If $\operatorname{in}(A) = (3,0,0)$ then the quadratic is an ellipsoid.

Question

Let $F(x,y,z)=2x^2+3y^2+5z^2-xy-xz-yz$ and

$A=\begin{pmatrix}2 & -\frac{1}{2} & -\frac{1}{2} \\-\frac{1}{2} & 3 & -\frac{1}{2} \\-\frac{1}{2} & -\frac{1}{2} & 5\end{pmatrix}$ be the associated matrix.

The inertia of $A$, denoted $\operatorname{in}(A)$, is defined as the triple

$\operatorname{in}(A):=(n_1,n_2,n_3)$

where $n_i, i=1,2,3$ denoted the number of positive, negative, and zero eigenvalues of $A$ respectively. Prove the following:

$i)$ If $\operatorname{in}(A) = (3,0,0)$ then the quadratic is an ellipsoid.

so this problem is saying it has 3 positive eigenvalues and no negative and no zero eigenvalues.

i know the general equation for an ellipsoid is $\frac{x^2}{a^2}+\frac{y^2}{b^2}+\frac{z^2}{c^2}=1$ and that it only makes since for the eigenvalues to be all positive.

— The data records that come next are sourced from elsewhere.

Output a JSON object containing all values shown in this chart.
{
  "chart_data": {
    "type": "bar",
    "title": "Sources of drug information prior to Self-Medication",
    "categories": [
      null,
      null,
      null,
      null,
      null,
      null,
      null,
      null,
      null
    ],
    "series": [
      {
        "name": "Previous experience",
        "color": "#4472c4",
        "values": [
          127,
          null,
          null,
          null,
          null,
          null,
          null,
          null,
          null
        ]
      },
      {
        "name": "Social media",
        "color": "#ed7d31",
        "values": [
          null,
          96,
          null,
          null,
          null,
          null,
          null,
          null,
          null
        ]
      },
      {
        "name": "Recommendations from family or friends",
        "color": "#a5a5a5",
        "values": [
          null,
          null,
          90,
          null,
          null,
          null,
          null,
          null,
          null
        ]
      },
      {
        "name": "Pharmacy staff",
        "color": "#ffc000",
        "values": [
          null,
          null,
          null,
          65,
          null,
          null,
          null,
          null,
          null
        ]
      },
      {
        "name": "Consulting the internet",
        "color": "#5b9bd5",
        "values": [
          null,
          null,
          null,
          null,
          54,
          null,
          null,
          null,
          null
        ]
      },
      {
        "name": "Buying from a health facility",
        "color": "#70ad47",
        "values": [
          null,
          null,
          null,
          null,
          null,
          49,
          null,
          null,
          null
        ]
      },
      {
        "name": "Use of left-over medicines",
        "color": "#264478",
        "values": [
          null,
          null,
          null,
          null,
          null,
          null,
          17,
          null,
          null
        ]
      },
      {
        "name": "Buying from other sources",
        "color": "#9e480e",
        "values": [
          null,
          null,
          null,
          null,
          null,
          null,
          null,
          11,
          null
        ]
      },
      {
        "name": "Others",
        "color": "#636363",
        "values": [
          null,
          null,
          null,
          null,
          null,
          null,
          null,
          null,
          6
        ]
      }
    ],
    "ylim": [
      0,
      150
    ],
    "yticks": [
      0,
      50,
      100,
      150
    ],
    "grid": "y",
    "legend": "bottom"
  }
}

i'm not too sure how to actually "prove" it other than the fact if it was a negative it'd be a different shape

Answer 1

Define $x = (x_1,x_2,x_3)^T$. Note that $F(x_1,x_2,x_3) = x^TAx$.

Now, by Sylvester's law of inertia: if $A$ is positive definite, there exists an invertible matrix $S$ such that $$ A = S^T\pmatrix{1&0&0\\0&1&0\\0&0&1} S = S^TS $$ Or in other words, we have $$ F(x_1,x_2,x_3) = x^TS^TSx = (Sx)^T(Sx) $$ Now, what does this mean geometrically? Let $s_{ij}$ denote the entries of $S$. Let $y = (y_1,y_2,y_3)^T = Sx$, so that $$ \pmatrix{y_1\\y_2\\y_3} := S \pmatrix{x_1\\x_2\\x_3} = \pmatrix{s_{11}x_1 + s_{12}x_2 + s_{13}x_3\\ s_{21}x_1 + s_{22}x_2 + s_{23}x_3\\ s_{31}x_1 + s_{32}x_2 + s_{33}x_3} $$ We can think of this as a change of variables from $x$ to $y(x)$. What we have, then, is that $$ F(x_1,x_2,x_3) = y^Ty = y_1^2 + y_2^2 + y_3^2 $$ That is, there is a linear change of variables that takes us from this quadratic to the sphere. That can only be true if we have an ellipsoid.